European Central Bank (ECB) President Mario Draghi
Sean Gallup | Getty Images
European Central Bank (ECB) President Mario Draghi

The euro has fallen more than 0.6 percent against the dollar as investors anticipate a cut in inflation forecasts when the European Central Bank (ECB) meets on Thursday.

The euro zone currency dropped as low as $1.1205 Wednesday morning after Bloomberg reported that the ECB will cut its inflation forecast for 2019. It was trading at $1.1264 prior to the announcement, having closed at $1.1268 on Tuesday.

Though interest rates are expected to remain unchanged when the central bank holds its latest monetary policy meeting, the drop preempts a likely shift in the language used by the bank to assess upcoming economic risks.

The report, which was attributed to unnamed euro-area officials, suggests that the ECB will show consumer-price growth falling to around 1.5 percent over the next three years, down from March predictions which estimated growth of between 1.6 percent and 1.7 percent.

Market watchers will be waiting to hear how these draft projections correspond when President Mario Draghi and his team make their latest announcement in Tallinn tomorrow.

They have a fine line to tread: while economic data suggests that the euro zone economy is doing much better than expected, inflation is still not close to their target of below but close to 2 percent.

"The Council sounds confident enough to upgrade the balance of risks to growth, but the conviction in inflation is not there yet, with the May flash inflation print doing nothing to change this," Mark Wall, chief economist at Deutsche Bank Research, said in a note.

"However, we would still expect some soft exit expectations management, for example, talking up economic growth and tasking the internal committees to consider the options for forward guidance, deposit rate and QE (quantitative easing)."

Economic growth in the euro zone was almost twice as fast as it was in the U.S. in the first quarter of 2017, raising the question whether more stimulus was required as the recovery appears to be self-sustaining.

"The upswing is becoming increasingly solid, and continues to broaden across sectors and countries, " Peter Praet, the ECB's chief economist, said in a speech May 24.

"The dispersion of growth rates across both countries and sectors is at its lowest level in two decades, reflecting a convergence of growth rates around higher levels," he added.

But before getting carried away by economic optimism which would vindicate a rather sooner than later exit from extraordinary measures, the real driver for the monetary policy setters at the ECB is inflation.

Inflation in the euro zone slipped to 1.4 percent in May, its lowest reading since December, and also more than expected. So-called core inflation - stripped of energy and unprocessed food prices - also fell to 1 percent from 1.2 percent. This is clearly supporting the doves in the Governing Council who call for longer than shorter stimulus.

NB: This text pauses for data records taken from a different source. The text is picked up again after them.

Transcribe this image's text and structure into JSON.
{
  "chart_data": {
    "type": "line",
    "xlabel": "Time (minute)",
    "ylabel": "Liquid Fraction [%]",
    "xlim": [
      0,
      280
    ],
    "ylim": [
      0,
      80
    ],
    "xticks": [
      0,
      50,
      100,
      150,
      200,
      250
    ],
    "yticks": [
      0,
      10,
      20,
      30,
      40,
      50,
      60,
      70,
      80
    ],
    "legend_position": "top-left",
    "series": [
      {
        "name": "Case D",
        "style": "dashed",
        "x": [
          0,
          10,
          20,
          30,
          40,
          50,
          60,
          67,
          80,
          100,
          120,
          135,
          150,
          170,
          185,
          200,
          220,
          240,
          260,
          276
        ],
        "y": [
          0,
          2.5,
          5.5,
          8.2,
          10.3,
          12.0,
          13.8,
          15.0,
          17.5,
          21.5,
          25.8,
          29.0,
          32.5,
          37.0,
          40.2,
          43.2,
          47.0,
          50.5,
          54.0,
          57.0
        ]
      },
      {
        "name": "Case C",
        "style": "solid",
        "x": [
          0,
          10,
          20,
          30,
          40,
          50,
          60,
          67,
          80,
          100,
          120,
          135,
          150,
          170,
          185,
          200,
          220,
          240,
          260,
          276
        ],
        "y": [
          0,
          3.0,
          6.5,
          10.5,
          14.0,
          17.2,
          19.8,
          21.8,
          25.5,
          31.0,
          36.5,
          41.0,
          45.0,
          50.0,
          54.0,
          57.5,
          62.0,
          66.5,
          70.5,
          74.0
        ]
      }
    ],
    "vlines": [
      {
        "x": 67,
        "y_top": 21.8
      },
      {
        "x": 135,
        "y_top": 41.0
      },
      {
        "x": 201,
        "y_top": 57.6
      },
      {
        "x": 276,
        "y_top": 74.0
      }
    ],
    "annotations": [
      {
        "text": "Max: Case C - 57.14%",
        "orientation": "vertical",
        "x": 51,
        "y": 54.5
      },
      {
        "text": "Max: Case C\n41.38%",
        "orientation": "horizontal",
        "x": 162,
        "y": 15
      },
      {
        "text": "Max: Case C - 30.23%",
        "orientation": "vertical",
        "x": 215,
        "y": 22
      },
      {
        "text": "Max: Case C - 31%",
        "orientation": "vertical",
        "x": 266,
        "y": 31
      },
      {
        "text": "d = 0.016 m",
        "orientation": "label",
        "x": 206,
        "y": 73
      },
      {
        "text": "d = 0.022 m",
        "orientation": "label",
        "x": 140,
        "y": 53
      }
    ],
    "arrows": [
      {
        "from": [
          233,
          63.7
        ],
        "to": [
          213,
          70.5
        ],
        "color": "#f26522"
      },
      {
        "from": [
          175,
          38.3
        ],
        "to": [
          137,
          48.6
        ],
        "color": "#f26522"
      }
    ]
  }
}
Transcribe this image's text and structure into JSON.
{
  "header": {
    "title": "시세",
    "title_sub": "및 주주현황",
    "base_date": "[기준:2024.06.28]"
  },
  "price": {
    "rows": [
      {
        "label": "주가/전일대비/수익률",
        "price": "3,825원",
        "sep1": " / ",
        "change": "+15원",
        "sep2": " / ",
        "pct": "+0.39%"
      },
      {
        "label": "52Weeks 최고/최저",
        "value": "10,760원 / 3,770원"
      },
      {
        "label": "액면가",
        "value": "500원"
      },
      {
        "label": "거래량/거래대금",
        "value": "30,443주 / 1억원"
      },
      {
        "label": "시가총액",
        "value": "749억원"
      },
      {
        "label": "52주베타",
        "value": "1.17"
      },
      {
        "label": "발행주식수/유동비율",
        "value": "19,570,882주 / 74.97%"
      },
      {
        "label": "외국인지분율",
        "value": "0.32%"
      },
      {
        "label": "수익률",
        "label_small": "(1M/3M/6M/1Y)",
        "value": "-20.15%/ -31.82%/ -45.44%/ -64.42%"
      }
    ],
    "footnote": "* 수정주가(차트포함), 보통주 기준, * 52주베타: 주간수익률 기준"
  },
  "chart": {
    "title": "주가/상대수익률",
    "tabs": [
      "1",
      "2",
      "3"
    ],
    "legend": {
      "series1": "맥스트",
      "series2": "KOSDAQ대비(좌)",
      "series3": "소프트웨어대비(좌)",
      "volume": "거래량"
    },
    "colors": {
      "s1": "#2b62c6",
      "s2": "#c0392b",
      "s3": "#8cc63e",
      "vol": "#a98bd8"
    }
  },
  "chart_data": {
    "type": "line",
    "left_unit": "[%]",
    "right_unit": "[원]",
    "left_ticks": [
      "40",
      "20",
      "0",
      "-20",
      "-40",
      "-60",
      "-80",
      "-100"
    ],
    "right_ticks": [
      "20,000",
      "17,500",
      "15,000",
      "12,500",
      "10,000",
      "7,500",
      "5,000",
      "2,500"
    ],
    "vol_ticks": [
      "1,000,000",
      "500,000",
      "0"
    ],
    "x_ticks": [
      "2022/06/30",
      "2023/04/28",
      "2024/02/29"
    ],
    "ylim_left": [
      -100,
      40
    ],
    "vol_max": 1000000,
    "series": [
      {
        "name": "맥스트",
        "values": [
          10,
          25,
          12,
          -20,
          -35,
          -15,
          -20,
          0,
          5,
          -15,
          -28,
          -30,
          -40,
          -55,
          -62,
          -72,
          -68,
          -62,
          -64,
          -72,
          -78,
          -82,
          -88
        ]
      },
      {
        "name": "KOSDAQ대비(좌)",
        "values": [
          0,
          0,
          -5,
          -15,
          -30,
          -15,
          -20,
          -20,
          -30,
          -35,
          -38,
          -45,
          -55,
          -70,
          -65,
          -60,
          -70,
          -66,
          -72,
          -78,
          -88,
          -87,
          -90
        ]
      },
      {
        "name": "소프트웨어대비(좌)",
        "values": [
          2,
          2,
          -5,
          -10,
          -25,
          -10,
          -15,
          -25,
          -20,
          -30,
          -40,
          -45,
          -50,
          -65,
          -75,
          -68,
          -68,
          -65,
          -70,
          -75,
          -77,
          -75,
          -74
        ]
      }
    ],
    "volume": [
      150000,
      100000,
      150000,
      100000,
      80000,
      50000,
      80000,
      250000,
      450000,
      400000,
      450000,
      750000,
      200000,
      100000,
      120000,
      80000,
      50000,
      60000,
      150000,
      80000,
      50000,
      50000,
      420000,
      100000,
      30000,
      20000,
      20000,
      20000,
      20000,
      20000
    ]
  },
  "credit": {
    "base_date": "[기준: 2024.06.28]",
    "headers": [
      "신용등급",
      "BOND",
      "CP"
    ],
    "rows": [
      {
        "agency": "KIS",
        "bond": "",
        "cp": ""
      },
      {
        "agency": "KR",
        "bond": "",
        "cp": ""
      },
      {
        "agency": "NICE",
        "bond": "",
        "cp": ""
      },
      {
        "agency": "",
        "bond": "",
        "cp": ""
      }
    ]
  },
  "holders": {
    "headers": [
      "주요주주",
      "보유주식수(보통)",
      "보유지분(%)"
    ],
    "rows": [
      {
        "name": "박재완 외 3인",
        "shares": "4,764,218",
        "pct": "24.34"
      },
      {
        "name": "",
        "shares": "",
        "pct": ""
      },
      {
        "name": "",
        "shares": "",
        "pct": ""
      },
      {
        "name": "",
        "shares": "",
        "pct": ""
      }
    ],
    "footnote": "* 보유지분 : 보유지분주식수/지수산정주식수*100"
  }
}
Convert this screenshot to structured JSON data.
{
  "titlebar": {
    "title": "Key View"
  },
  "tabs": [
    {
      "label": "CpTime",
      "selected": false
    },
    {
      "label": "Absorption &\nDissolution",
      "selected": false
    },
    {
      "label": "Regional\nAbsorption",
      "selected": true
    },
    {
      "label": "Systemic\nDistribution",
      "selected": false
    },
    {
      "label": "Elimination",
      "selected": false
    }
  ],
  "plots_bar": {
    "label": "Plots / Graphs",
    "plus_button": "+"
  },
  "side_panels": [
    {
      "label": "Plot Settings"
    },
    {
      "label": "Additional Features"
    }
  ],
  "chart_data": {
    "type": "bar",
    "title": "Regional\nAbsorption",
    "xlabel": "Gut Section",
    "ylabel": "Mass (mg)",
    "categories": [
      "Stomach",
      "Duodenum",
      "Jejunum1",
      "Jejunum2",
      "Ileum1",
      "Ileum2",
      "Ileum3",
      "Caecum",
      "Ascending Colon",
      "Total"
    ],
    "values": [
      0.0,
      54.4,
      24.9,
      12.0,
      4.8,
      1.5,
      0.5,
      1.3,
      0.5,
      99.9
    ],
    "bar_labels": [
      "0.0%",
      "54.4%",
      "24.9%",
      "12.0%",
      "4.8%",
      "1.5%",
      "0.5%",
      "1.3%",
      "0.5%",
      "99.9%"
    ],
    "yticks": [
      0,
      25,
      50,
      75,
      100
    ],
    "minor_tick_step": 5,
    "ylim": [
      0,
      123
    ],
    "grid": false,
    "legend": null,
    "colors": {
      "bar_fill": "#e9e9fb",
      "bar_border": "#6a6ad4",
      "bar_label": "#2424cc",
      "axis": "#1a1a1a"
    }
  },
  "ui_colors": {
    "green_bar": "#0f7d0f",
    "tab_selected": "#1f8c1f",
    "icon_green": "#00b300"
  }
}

At the upcoming meeting in Tallinn, Estonia, the ECB will also present a new round of staff projections for inflation and growth.

"There is some uncertainty over how the new euro system staff projections could change," writes Anatoli Annenkov of Societe Generale in a note.

"While the economy is doing rather well, the Governing Council has been clear that it considers the previous wage assumptions as high, given the uncertainty over the slack in the labor market. With lower wage growth and a slightly stronger exchange rate assumption, there is likely room to reduce the 2019 inflation forecast somewhat."

This is why the ECB currently is caught between a rock and a hard place. With inflation not credibly close to its target, the ECB cannot start the real exit process even though calls for an end are getting louder and louder.

When it comes to the real "taper", those who were expecting action this year, are bound to be disappointed.

"We expect the ECB to continue buying assets into 2018," said Jack Allen of Capital Economics, in a note.

"We think that it will spell out in September its plan to taper QE. This seems most likely to mean reducing purchases by 10 billion euros ($11.26 billion) each month, starting in January 2018. This would bring them to an end by June."